Global AI Boom Diverts Capital
The divergence is starkly illustrated by the artificial intelligence (AI) surge. South Korea's Kospi has capitalized significantly, riding the wave through tech giants like Samsung Electronics and chipmaker SK Hynix. Nomura highlights South Korea's high exposure to AI's memory ecosystem, projecting substantial gains from rising DRAM and NAND prices, a stark contrast to India's 'low' AI exposure classification.
Meanwhile, Japan's markets have also climbed, buoyed by a weaker yen which boosts exporter earnings and Prime Minister Sanae Takiachi’s potential fiscal stimulus plans, attracting speculative 'Takiachi trade' investments. In contrast, Indian indices have tread water, even declining slightly over the past month, despite positive economic indicators like 7.4% GDP growth forecasts and supportive tax cuts.

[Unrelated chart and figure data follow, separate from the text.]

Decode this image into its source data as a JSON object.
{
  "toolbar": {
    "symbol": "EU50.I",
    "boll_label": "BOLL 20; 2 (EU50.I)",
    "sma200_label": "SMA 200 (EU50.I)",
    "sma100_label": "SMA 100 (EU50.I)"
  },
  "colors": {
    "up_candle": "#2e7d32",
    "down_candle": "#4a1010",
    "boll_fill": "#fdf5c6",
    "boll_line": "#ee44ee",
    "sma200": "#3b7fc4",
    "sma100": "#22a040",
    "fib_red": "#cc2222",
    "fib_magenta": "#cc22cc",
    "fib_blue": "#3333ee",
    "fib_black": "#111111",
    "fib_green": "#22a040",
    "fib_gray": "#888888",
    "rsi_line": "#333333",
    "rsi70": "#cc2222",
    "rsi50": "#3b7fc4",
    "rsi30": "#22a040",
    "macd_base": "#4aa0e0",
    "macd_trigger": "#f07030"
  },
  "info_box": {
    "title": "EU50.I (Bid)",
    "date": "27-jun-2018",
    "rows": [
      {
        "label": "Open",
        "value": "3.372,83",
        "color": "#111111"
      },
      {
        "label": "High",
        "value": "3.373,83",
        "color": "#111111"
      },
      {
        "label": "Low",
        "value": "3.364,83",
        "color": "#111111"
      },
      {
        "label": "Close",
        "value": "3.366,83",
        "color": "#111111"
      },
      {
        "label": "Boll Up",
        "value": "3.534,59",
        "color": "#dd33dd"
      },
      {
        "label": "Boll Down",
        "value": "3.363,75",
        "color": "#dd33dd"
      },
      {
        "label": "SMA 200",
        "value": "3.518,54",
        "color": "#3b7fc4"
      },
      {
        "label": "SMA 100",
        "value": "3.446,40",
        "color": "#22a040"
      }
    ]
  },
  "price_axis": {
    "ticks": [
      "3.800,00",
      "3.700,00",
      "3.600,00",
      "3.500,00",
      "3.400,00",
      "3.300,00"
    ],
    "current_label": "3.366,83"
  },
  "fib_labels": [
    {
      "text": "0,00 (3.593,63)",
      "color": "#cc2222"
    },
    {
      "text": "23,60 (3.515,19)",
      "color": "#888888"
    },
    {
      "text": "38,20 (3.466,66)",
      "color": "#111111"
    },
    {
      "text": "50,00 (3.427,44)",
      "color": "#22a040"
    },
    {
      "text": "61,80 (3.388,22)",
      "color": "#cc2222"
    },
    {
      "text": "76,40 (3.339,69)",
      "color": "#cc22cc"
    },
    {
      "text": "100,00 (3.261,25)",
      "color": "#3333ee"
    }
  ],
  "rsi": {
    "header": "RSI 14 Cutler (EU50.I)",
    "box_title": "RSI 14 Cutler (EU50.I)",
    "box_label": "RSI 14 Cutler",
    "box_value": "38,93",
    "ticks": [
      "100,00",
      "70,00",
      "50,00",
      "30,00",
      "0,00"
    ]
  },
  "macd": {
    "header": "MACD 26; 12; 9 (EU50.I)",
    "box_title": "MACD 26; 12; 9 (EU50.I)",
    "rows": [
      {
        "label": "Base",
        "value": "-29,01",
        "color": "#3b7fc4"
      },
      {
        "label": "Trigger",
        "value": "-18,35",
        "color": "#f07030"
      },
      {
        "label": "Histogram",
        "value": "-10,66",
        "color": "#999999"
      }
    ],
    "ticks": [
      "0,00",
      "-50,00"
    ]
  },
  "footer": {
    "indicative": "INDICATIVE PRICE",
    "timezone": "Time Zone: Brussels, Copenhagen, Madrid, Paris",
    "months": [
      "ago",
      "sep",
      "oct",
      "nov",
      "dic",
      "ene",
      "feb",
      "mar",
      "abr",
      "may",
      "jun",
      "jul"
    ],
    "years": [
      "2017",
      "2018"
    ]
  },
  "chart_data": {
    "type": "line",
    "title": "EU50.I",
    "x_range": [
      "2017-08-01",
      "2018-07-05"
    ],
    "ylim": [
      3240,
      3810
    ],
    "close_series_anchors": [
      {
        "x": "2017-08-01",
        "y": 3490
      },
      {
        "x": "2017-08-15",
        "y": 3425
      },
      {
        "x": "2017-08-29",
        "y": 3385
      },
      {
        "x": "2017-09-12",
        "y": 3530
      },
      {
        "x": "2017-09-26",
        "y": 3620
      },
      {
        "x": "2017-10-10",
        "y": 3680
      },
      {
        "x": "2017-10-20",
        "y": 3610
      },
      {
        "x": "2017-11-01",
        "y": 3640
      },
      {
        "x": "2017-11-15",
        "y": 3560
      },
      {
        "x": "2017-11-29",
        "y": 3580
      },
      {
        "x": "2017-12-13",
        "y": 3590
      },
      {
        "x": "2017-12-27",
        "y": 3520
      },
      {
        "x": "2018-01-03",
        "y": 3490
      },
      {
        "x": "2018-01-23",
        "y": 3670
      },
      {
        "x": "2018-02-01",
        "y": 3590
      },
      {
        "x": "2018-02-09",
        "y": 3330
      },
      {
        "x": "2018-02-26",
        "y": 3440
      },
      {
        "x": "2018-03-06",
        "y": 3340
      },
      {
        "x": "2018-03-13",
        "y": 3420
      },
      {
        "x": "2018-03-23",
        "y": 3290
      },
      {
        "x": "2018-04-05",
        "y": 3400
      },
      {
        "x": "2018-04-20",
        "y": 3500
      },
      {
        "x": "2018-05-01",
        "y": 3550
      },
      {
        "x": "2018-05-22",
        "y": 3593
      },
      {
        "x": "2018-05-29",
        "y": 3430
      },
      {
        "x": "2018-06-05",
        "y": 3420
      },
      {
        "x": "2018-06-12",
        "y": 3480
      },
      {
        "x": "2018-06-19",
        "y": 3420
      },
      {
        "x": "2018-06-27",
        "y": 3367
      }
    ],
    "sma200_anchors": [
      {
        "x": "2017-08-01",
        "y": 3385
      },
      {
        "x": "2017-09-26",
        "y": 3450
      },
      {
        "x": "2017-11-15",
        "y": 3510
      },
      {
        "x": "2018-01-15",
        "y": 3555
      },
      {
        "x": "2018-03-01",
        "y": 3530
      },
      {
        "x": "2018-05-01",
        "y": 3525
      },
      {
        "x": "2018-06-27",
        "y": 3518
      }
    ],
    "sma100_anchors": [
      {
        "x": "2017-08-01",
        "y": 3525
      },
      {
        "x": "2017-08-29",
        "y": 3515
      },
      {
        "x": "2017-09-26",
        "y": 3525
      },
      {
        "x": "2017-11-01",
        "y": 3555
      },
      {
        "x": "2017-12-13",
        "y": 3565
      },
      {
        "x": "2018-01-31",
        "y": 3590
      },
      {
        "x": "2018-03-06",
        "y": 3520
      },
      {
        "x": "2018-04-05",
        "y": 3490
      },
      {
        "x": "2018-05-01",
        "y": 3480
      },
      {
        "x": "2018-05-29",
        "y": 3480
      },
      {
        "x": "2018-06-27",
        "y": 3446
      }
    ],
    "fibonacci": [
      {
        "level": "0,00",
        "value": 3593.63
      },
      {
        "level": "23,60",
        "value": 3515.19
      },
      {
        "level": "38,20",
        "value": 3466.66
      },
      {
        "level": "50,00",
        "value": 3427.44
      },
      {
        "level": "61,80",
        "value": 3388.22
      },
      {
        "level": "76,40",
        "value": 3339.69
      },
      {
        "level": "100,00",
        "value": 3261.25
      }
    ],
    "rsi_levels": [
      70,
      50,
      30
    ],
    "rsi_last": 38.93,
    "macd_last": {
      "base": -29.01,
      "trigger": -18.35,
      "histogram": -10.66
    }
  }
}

Geopolitical Clouds and FPI Woes
A major headwind for Indian equities is the persistent withdrawal of foreign capital. Foreign Portfolio Investors (FPIs) have already net sold shares worth $2.5 billion in the first 16 days of 2026, following nearly $19 billion in outflows during 2025. This trend accelerated as uncertainty surrounding Donald Trump's return to the White House and accompanying policy ambiguity grew. Experts suggest FPIs will remain cautious until global geopolitical conditions stabilize and a US-India trade deal, long in negotiation, materializes. This deal's progress has been hampered by geopolitical events and lack of positive trade talk developments.
Valuation Concerns Linger
Compounding the issue, Indian equities are perceived as relatively expensive compared to regional peers. While historically commanding a premium, this valuation is currently not supported by sufficient earnings comfort, leading to inconsistent foreign institutional investor (FII) flows. Although domestic institutional investors (DIIs) and robust retail participation have provided a floor, driving the market to record highs earlier, sentiment requires broader investor participation to push higher. Investors are keenly awaiting actual earnings figures in the latter half of FY26, despite the market's strong five-year track record of over 70% returns, which surpasses many global benchmarks.